Charmion unclasped my arm, to which she had clung in terror.
“Thy vengeance, thou dark Harmachis,” she said, in a hoarse voice, “is a thing hideous to behold! O lost Egypt, with all thy sins thou wast indeed a Queen!
“Come, aid me, Prince; let us stretch this poor clay upon the bed and deck it royally, so that it may give its dumb audience to the messengers of Cæsar as becomes the last of Egypt’s Queens.”
I spoke no word in answer, for my heart was very heavy, and now that all was done I was weary. Together, then, we lifted up the body and laid it on the golden bed. Charmion placed the uræus crown upon the ivory brow, and combed the night-dark hair that showed never a thread of silver, and, for the last time, shut those eyes wherein had shone all the changing glories of the sea. She folded the chill hands upon the breast whence Passion’s breath had fled, and straightened the bent knees beneath the broidered robe, and by the head set flowers. And there at length Cleopatra lay, more splendid now in her cold majesty of death than in her richest hour of breathing beauty!
We drew back and looked on her, and on dead Iras at her feet.

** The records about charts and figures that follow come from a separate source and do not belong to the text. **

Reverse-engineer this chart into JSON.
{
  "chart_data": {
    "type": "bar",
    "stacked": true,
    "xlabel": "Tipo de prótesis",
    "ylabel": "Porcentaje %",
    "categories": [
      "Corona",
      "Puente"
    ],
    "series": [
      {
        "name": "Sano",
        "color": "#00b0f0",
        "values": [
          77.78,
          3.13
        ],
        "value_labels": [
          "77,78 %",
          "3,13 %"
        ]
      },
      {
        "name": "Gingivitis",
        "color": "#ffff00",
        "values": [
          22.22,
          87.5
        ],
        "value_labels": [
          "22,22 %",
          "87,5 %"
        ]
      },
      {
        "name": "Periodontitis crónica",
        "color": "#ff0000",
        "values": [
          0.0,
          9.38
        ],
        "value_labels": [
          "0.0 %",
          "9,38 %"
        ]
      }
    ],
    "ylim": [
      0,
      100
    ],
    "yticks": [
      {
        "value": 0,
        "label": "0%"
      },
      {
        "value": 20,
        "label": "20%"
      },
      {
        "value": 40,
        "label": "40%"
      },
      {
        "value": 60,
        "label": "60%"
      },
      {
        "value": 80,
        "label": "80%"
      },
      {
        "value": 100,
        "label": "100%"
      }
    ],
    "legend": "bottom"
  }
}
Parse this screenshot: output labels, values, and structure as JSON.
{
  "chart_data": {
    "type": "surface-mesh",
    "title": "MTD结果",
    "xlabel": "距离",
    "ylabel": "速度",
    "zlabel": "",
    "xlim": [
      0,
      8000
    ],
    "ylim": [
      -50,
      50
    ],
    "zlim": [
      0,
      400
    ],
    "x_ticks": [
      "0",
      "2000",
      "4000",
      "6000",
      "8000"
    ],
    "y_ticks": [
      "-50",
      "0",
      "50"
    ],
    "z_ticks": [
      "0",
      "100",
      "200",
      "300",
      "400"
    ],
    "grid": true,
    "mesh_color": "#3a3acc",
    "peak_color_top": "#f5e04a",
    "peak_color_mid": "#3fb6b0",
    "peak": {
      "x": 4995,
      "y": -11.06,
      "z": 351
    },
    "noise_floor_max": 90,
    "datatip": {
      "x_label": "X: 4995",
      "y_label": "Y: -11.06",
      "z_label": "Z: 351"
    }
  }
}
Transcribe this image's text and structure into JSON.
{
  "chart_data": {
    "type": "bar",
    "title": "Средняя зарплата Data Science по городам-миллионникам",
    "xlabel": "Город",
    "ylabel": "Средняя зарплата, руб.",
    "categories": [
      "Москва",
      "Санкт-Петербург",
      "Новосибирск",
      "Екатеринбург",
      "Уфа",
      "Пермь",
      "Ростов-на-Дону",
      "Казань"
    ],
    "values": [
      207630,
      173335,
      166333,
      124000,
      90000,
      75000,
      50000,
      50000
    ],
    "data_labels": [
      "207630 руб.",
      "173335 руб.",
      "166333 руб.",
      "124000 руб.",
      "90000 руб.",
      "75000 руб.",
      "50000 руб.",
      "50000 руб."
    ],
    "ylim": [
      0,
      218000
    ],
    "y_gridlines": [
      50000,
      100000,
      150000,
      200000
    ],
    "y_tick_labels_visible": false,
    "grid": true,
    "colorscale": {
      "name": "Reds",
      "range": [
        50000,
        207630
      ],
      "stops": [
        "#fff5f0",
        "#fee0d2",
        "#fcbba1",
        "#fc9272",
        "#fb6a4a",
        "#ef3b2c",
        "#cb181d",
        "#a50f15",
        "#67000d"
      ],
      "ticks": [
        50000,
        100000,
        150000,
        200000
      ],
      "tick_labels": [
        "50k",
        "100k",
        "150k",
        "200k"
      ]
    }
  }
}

“It is done!” quoth Charmion; “we are avenged, and now, Harmachis, dost follow by this same road?” And she nodded towards the phial on the board.
“Nay, Charmion. I fly—I fly to a heavier death! Not thus easily may I end my space of earthly penance.”
“So be it, Harmachis! And I, Harmachis—I fly also, but with swifter wings. My game is played. I, too, have made atonement. Oh! what a bitter fate is mine, to have brought misery on all I love, and, in the end, to die unloved! To thee I have atoned; to my angered Gods I have atoned; and now I go to find a way whereby I may atone to Cleopatra in that Hell where she is, and which I must share! For she loved me well, Harmachis; and, now that she is dead, methinks that, after thee, I loved her best of all. So of her cup and the cup of Iras I will surely drink!” And she took the phial, and with a steady hand poured what was left of the poison into the goblet.
“Bethink thee, Charmion,” I said; “yet mayst thou live for many years, hiding these sorrows beneath the withered days.”
“Yet I may, but I will not! To live the prey of so many memories, the fount of an undying shame that night by night, as I lie sleepless, shall well afresh from my sorrow-stricken heart!—to live torn by a love I cannot lose!—to stand alone like some storm-twisted tree, and, sighing day by day to the winds of heaven, gaze upon the desert of my life, while I wait the lingering lightning’s stroke—nay, that will not I, Harmachis! I had died long since, but I lived on to serve thee; now no more thou needest me, and I go. Oh, fare thee well!—for ever fare thee well! For not again shall I look upon thy face, and where I go thou goest not! For thou dost not love me who still dost love that queenly woman thou hast hounded to the death! Her thou shalt never win, and I thee shall never win, and this is the bitter end of Fate! See, Harmachis: I ask one boon before I go and for all time become naught to thee but a memory of shame. Tell me that thou dost forgive me so far as thine is to forgive, and in token thereof kiss me—with no lover’s kiss, but kiss me on the brow, and bid me pass in peace.”